1. A training method for a self-supervised training predictor for speech separation, comprising: Respectively extracting self-supervision training characteristics of each single sound source voice by using a pre-training model; Extracting shallow features for voice representation and deep features for context information from the self-supervision training features, and determining the shallow features and the deep features of each single sound source voice as training labels of a self-supervision training predictor, wherein the shallow features are extracted based on a time domain convolutional neural network model, and the deep features are extracted based on a transducer; Inputting training mixed voice generated by each single sound source voice into the self-supervision training predictor to obtain estimation characteristics of each single sound source voice, wherein the self-supervision training predictor comprises a time domain convolution neural network for extracting time domain voice signals and a two-way circulation neural network for context modeling; and training the self-supervision training predictor based on the estimated characteristics of each single sound source voice and the loss function determined by the training label corresponding to each single sound source voice to obtain a trained self-supervision training predictor, wherein the loss function is a mean square error loss function so as to perform displacement invariance training on the self-supervision training predictor.
2. The method of claim 1, wherein the pre-training model comprises a Wav2vec unsupervised pre-training model.
3. The method of claim 1, wherein after deriving the trained self-supervising training predictor, the method further comprises: Inputting the received mixed voice containing a plurality of speakers into a voice separation model, wherein the voice separation comprises an encoder, a voice separator and a decoder; The encoder encodes the mixed voice to obtain a mixed voice deep feature, determines a self-supervision training estimation feature of each speaker in the mixed voice by utilizing the self-supervision training predictor, and determines a fusion feature based on the self-supervision training estimation feature of each speaker and the mixed voice deep feature; the voice separator determines the feature code of each speaker in the fusion features; the decoder decodes the feature codes to obtain separate voices of each speaker in the mixed voice.

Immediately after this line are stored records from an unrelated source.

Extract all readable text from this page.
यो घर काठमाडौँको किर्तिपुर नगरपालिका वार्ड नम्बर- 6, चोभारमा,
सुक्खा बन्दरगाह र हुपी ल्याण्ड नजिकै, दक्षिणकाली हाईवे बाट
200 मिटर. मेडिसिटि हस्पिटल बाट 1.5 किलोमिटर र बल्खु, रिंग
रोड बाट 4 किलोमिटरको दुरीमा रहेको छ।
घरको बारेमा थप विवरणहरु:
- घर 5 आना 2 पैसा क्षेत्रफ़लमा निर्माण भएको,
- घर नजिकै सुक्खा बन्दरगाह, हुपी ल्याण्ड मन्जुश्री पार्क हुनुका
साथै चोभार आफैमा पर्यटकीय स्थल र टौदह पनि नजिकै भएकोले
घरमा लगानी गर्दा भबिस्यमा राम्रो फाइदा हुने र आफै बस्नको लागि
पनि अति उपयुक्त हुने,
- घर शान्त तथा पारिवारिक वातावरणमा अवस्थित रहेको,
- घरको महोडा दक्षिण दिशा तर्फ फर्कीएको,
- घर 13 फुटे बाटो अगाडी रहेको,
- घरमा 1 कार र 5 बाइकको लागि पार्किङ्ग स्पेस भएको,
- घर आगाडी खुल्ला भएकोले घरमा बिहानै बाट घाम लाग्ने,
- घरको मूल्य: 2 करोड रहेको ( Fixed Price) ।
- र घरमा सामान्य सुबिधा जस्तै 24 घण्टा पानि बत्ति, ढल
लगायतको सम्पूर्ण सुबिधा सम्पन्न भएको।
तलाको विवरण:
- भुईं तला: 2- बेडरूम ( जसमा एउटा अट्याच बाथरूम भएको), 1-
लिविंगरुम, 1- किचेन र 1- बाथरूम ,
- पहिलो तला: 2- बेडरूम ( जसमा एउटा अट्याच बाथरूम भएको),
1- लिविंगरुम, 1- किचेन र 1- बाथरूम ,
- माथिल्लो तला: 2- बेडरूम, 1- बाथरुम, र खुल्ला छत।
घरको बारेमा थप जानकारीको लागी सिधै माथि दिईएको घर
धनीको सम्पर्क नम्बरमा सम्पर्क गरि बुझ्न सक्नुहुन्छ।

4. A training system for a self-supervising training predictor for speech separation, comprising: the feature extraction program module is used for respectively extracting self-supervision training features of the single sound source voices by utilizing the pre-training model; The training label determining program module is used for extracting shallow characteristics for voice representation and deep characteristics for context information in the self-supervision training characteristics, and determining the shallow characteristics and the deep characteristics of each single sound source voice as training labels of a self-supervision training predictor, wherein the shallow characteristics are extracted based on a time domain convolutional neural network model, and the deep characteristics are extracted based on a transducer; The estimated characteristic determining program module is used for inputting training mixed voice generated by each single sound source voice into the self-supervision training predictor to obtain estimated characteristics of each single sound source voice, wherein the self-supervision training predictor comprises a time domain convolutional neural network for extracting time domain voice signals and a two-way cyclic neural network for context modeling; And the training program module is used for training the self-supervision training predictor based on the estimated characteristics of each single sound source voice and the loss function determined by the training label corresponding to each single sound source voice to obtain a trained self-supervision training predictor, wherein the loss function is a mean square error loss function so as to perform displacement invariance training on the self-supervision training predictor.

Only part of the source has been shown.